Minnesota law does set forth a procedure for a driver with a revoked license to apply for a limited license that would allow him or her to drive to certain places during specified hours of the day. Minn.Stat. § 171.30 (2006). But the statute only provides that the Commissioner of Public Safety may issue a limited license after a revocation when the specific conditions of the statute showing a hardship are satisfied. Minn.Stat. § 171.30, subd. 1(a) (2006); Minn. R. 7503.1800, subp. 2 (2006) (“The commissioner shall issue a limited license to a person only when the person complies with the waiting period and conditions specified in this part, part 7409.3600, and Minnesota Statutes, section 171.30.” (emphasis added)). While this could be considered an “exception,” it does not favor Losh because it is limited in nature, and Losh did not apply for and does not possess such a license. Because the narrow conduct of driving after revocation based on an underlying offense of driving while impaired is “generally prohibited” and not “generally permitted, subject to exceptions,” we conclude that it is criminal/prohibitory. See Stone, 572 N.W.2d at 730.

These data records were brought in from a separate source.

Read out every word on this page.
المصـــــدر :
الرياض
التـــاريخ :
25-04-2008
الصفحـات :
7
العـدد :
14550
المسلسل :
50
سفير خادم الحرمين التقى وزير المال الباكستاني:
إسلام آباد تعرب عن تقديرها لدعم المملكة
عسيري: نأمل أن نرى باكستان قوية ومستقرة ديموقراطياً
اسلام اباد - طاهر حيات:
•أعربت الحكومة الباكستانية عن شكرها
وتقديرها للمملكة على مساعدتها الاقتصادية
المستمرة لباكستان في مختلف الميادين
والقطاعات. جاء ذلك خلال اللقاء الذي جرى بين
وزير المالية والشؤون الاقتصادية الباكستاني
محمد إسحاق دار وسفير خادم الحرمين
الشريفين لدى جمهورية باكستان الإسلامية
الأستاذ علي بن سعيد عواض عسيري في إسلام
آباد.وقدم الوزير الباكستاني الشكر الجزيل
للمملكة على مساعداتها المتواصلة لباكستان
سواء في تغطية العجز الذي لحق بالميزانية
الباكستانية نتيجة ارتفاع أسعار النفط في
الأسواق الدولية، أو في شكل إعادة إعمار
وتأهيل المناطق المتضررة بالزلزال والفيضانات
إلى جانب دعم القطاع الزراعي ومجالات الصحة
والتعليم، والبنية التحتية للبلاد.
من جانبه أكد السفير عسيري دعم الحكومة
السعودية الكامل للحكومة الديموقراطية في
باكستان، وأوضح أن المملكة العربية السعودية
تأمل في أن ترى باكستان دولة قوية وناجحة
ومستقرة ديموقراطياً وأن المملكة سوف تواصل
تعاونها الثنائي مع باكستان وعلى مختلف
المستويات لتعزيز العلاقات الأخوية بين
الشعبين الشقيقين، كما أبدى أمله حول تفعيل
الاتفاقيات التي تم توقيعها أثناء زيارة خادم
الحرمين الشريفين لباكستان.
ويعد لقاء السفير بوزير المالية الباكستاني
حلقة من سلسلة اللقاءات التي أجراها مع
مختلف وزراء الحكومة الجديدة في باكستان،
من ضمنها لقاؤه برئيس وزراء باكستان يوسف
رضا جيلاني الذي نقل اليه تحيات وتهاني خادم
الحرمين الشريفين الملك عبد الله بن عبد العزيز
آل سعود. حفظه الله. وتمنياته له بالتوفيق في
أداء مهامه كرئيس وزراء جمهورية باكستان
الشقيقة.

We do not believe this is a close case that warrants application of Cabazon’s shorthand public policy test for determining whether conduct is criminal/prohibitory or civil/regulatory. We note, however, that application of the four Stone factors supports our conclusion that driving after revocation when the underlying basis of the revocation is driving while impaired is criminal/prohibitory.9
We hold that for the purposes of determining whether the State has subject-matter jurisdiction, pursuant to Public Law 280, to prosecute a tribal member who commits the offense of driving after revocation of a driver’s license, in violation of Minn.Stat. § 171.24, subd. 2, on tribal land because that offense is criminal/prohibitory, a court may consider the underlying basis for the revocation to determine whether the driving after revocation offense raises substantially different or heightened public policy concerns. We further hold that, driving after revocation *746in violation of Minn.Stat. § 171.24, subd. 2, when the underlying basis for the revocation was driving while impaired, based on a violation of Minn.Stat. § 169A.20, subd. 1, or a failure of a test administered under the implied-consent law pursuant to Minn. Stat. § 169A.52, subd. 4, is criminal/prohibitory for purposes of determining jurisdiction under Public Law 280. Therefore, we conclude that the State has subject-matter jurisdiction to enforce the driving after revocation statute against Losh.10
Affirmed.
Dissenting, MEYER and PAGE, JJ.
MAGNUSON, C.J., not having been a member of this court at the time of the argument and submission, took no part in the consideration or decision of this case.